Why it matters: Beidou is China’s attempt to compete with US leadership in the navigation services market, as well as a strategic attempt to minimize China’s reliance on US technology in case of disputes.
- China is promoting the system to countries that participate in its Belt and Road Initiative.
Details: The news was first announced by the Chinese delegation at the United Nations International Committee on Global Satellite Navigation Systems in Bangalore on Dec. 8. China’s effort for a homegrown version of GPS started in 2000 and comprises three satellite networks. Beidou-3 is the first to provide global navigation services and the latest to be rolled out.
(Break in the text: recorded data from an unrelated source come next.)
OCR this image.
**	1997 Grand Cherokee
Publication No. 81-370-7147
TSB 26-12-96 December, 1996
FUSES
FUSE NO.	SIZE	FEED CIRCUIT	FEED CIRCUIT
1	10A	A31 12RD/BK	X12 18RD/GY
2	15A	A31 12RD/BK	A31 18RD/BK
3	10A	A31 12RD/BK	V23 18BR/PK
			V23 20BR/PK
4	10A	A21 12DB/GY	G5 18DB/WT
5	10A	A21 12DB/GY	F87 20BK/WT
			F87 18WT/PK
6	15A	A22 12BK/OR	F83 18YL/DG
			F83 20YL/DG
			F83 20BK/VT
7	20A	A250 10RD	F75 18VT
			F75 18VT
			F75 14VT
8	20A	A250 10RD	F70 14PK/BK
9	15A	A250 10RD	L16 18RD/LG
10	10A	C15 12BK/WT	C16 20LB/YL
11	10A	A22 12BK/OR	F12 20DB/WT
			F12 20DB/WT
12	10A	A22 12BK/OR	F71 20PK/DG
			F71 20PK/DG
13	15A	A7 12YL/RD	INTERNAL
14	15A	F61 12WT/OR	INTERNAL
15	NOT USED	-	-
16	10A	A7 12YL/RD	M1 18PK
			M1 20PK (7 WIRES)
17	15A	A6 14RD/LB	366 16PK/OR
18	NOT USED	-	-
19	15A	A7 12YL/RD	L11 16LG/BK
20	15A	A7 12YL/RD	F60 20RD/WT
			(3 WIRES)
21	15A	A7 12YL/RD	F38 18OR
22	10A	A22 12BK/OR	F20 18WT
- The final satellite launches and the core constellation system for the network will be completed by 2020, and the system will be ready for global rollout.
- A total of 35 satellites positioned at different orbits will form Beidou-3, team members said in April.
Context: Beidou is operated by China’s National Space Administration. The first satellite for the Beidou-3 program was launched on March 15, 2015 and geolocation services from Beidou-3 became available to the Asia-Pacific region in December 2018, ahead of the originally planned date in 2020.
- The first two iterations of the geolocation system, Beidou-1 only provided location services in China and Beidou-2 in the Asia-Pacific region.
- The global market for navigation services reached $39.7 billion in 2017, according to US market research firm Grand View Research.